1. A computer implemented method comprising:

providing a plurality of values in a quality profile of a mapped data point of an electro-anatomical map; and

displaying, via an interface, a simplex having vertices defined by each of the plurality of values.

2. The method of claim 1, wherein if each of the plurality of values are within the defined range for a mapped data point the data point is acquired.

3. The method of claim 1, wherein the simplex is a triangle and the plurality of values are composed of a first value, a second value, and a third value.

4. The method of claim 3, wherein the first value comprises morphology quality, the second value comprises annotation quality, and the third value comprises location quality.

5. The method of claim 1, wherein the simplex is a tetrahedron and the plurality of values are composed of a first value, a second value, a third value, and a fourth value.

6. The method of claim 1, wherein the plurality of values includes underlying parameters for measured values.

7. The method of claim 6, wherein the one of the plurality of values that includes underlying parameters for measured values combines the underlying parameters to determine the one value using weighting.

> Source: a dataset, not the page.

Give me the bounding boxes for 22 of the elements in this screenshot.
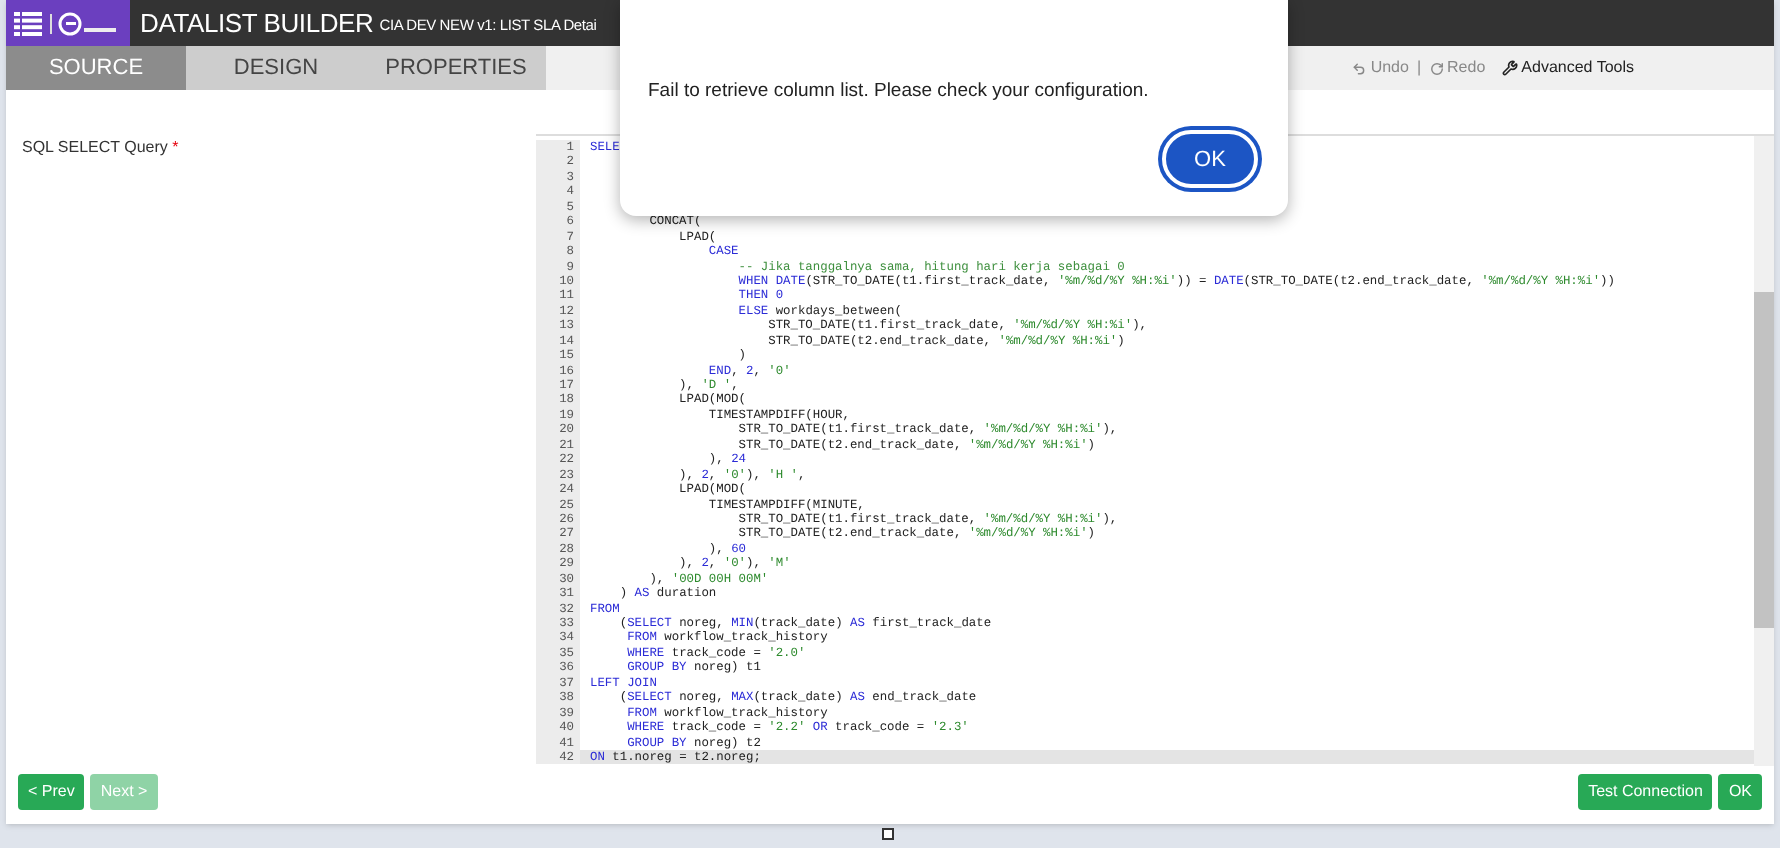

8. The method of claim 7, wherein the weighting is equal between parameters.

9. The method of claim 7, wherein the weighting includes a dominant parameters and other complementary parameters.

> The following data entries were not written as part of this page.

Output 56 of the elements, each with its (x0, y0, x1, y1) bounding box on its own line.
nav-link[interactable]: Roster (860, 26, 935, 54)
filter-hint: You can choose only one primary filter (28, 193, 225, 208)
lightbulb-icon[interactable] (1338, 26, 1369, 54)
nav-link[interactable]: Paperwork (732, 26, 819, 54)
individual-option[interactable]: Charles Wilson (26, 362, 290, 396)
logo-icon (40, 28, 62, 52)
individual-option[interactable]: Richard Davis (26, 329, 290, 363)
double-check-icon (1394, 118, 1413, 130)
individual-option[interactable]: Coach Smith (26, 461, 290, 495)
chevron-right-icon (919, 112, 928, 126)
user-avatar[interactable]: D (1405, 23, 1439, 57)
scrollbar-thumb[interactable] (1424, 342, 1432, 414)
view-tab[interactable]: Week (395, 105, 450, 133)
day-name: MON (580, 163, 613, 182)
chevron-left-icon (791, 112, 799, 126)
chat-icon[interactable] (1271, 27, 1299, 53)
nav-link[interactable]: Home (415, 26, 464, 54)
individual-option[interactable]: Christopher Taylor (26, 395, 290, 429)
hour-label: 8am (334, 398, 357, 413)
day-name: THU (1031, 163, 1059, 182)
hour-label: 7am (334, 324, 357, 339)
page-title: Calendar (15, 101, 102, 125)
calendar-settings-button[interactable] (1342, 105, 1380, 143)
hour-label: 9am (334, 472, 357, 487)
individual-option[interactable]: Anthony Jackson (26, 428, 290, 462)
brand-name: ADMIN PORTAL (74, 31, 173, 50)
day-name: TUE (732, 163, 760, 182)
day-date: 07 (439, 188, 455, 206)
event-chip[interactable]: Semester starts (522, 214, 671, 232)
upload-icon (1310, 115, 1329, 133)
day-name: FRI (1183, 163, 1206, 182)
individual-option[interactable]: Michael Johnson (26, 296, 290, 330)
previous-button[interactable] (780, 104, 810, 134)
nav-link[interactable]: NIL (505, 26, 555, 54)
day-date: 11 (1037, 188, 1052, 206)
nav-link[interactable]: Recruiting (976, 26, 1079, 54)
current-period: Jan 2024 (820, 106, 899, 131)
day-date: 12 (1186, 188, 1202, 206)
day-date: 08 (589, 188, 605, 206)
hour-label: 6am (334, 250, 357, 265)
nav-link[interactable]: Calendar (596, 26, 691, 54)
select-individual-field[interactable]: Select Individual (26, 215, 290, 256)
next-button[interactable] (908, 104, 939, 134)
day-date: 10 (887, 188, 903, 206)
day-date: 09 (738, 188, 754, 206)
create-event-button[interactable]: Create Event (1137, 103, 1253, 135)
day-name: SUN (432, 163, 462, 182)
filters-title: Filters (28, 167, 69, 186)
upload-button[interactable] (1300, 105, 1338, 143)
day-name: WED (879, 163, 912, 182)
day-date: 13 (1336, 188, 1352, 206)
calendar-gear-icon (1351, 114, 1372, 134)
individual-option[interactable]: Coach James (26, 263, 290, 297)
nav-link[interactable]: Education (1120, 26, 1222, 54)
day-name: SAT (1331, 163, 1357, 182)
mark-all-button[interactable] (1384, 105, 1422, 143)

10. The method of claim 1, wherein the plurality of values comprises a value for pattern matching of the data point.

11. The method of claim 1, wherein the plurality of values comprises a value for LAT stability of the data point and a value for sharpness of the data point.

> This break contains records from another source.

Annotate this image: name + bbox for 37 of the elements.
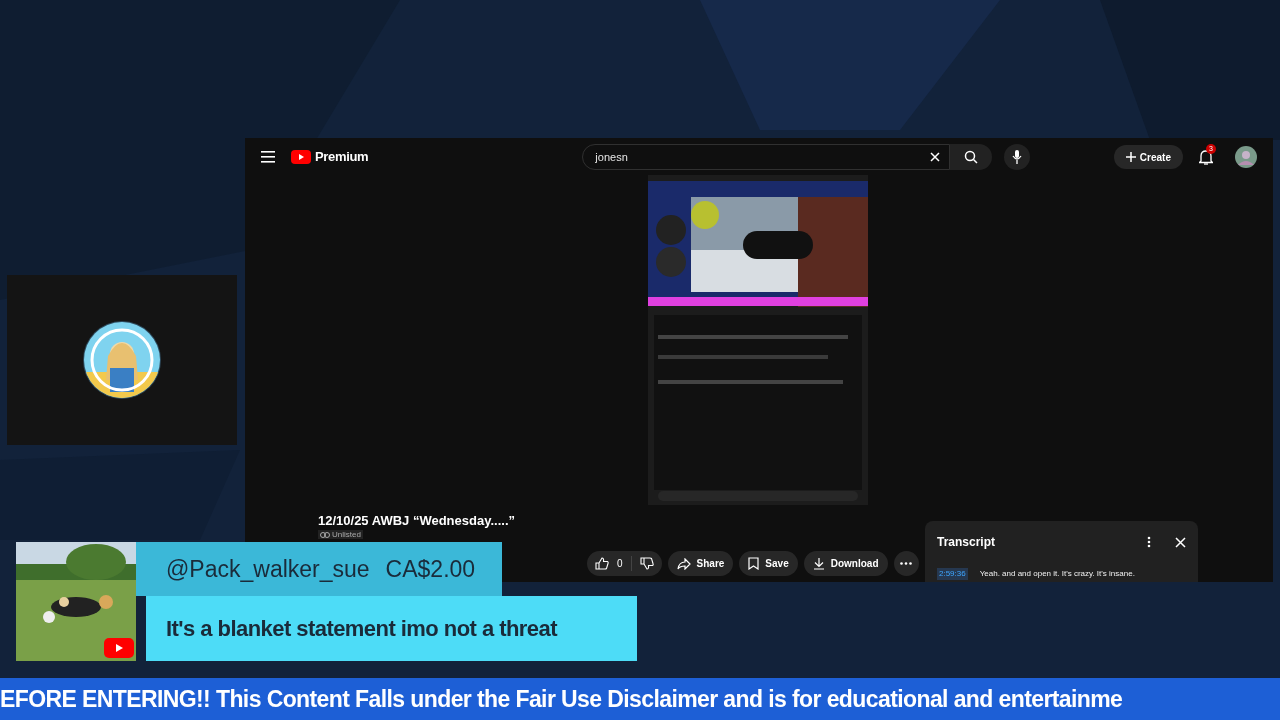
play-logo-icon[interactable]	[291, 150, 311, 164]
brand-name: Premium	[315, 148, 369, 167]
menu-icon[interactable]	[261, 151, 275, 163]
video-title: 12/10/25 AWBJ “Wednesday.....”	[318, 514, 515, 528]
username: @Pack_walker_sue	[166, 554, 370, 584]
search-icon	[964, 150, 979, 164]
link-icon	[320, 531, 330, 538]
like-button[interactable]: 0	[587, 556, 632, 571]
message-text: It's a blanket statement imo not a threat	[166, 615, 557, 643]
more-icon[interactable]	[1147, 536, 1151, 548]
thumbs-up-icon	[595, 557, 609, 570]
search-field[interactable]: jonesn	[582, 144, 951, 170]
share-button[interactable]: Share	[667, 551, 734, 576]
avatar-icon[interactable]	[1235, 146, 1257, 168]
plus-icon	[1125, 152, 1136, 162]
panel-title: Transcript	[937, 534, 996, 551]
share-arrow-icon	[676, 557, 691, 570]
transcript-text: Yeah. and and open it. It's crazy. It's insane.	[979, 568, 1135, 580]
close-icon[interactable]	[1175, 536, 1186, 548]
more-icon	[900, 562, 912, 565]
thumbs-down-icon	[639, 557, 654, 570]
microphone-button[interactable]	[1004, 144, 1031, 170]
microphone-icon	[1012, 150, 1023, 164]
donation-amount: CA$2.00	[385, 554, 476, 584]
timestamp-link[interactable]: 2:59:36	[937, 568, 968, 580]
visibility-tag: Unlisted	[318, 530, 363, 539]
more-button[interactable]	[893, 551, 919, 576]
play-logo-icon	[104, 638, 134, 658]
save-button[interactable]: Save	[739, 551, 798, 576]
download-button[interactable]: Download	[803, 551, 888, 576]
download-icon	[812, 557, 825, 570]
bell-icon[interactable]	[1199, 149, 1213, 165]
search-button[interactable]	[950, 144, 993, 170]
bookmark-icon	[748, 557, 760, 570]
create-button[interactable]: Create	[1113, 145, 1183, 169]
ticker-text: EFORE ENTERING!! This Content Falls under the Fair Use Disclaimer and is for educational and entertainme	[0, 684, 1123, 714]
close-icon[interactable]	[930, 152, 941, 162]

12. The method of claim 1, wherein the plurality of values comprises a value for positional stability, a TPI value, a CPM value and a value for respiration.

13. The method of claim 1 further comprising displaying, via the interface, a visual depiction of a defined range on the simplex, the defined range including of acceptable values for the plurality of values in the quality profile.

14. A system for registering a mapped data point comprising:

a processor; and

a memory communicatively coupled to the processor,

the processor and memory operating to:

provide a plurality of values in a quality profile of a mapped data point of an electro-anatomical map; and

display, via an interface, a simplex having vertices defined by each of the plurality of values.

15. The system of claim 14, wherein if each of the plurality of values are within the defined range for a mapped data point the data point is acquired.

16. The system of claim 14, wherein the plurality of values includes underlying parameters for measured values.

17. The system of claim 14, wherein the simplex is a triangle and the plurality of values are composed of a first value, a second value, and a third value.

18. The system of claim 17, wherein the first value comprises morphology quality, the second value comprises annotation quality, and the third value comprises location quality.

19. The system of claim 14, wherein the plurality of values comprises at least one of a value for pattern matching of the data point, a value for LAT stability of the data point and a value for sharpness of the data point, and a value for positional stability, a TPI value, a CPM value and a value for respiration.

20. The system of claim 14, wherein the processor and memory further operate to display, via the interface, a visual depiction of a defined range on the simplex, the defined range including of acceptable values for the plurality of values in the quality profile.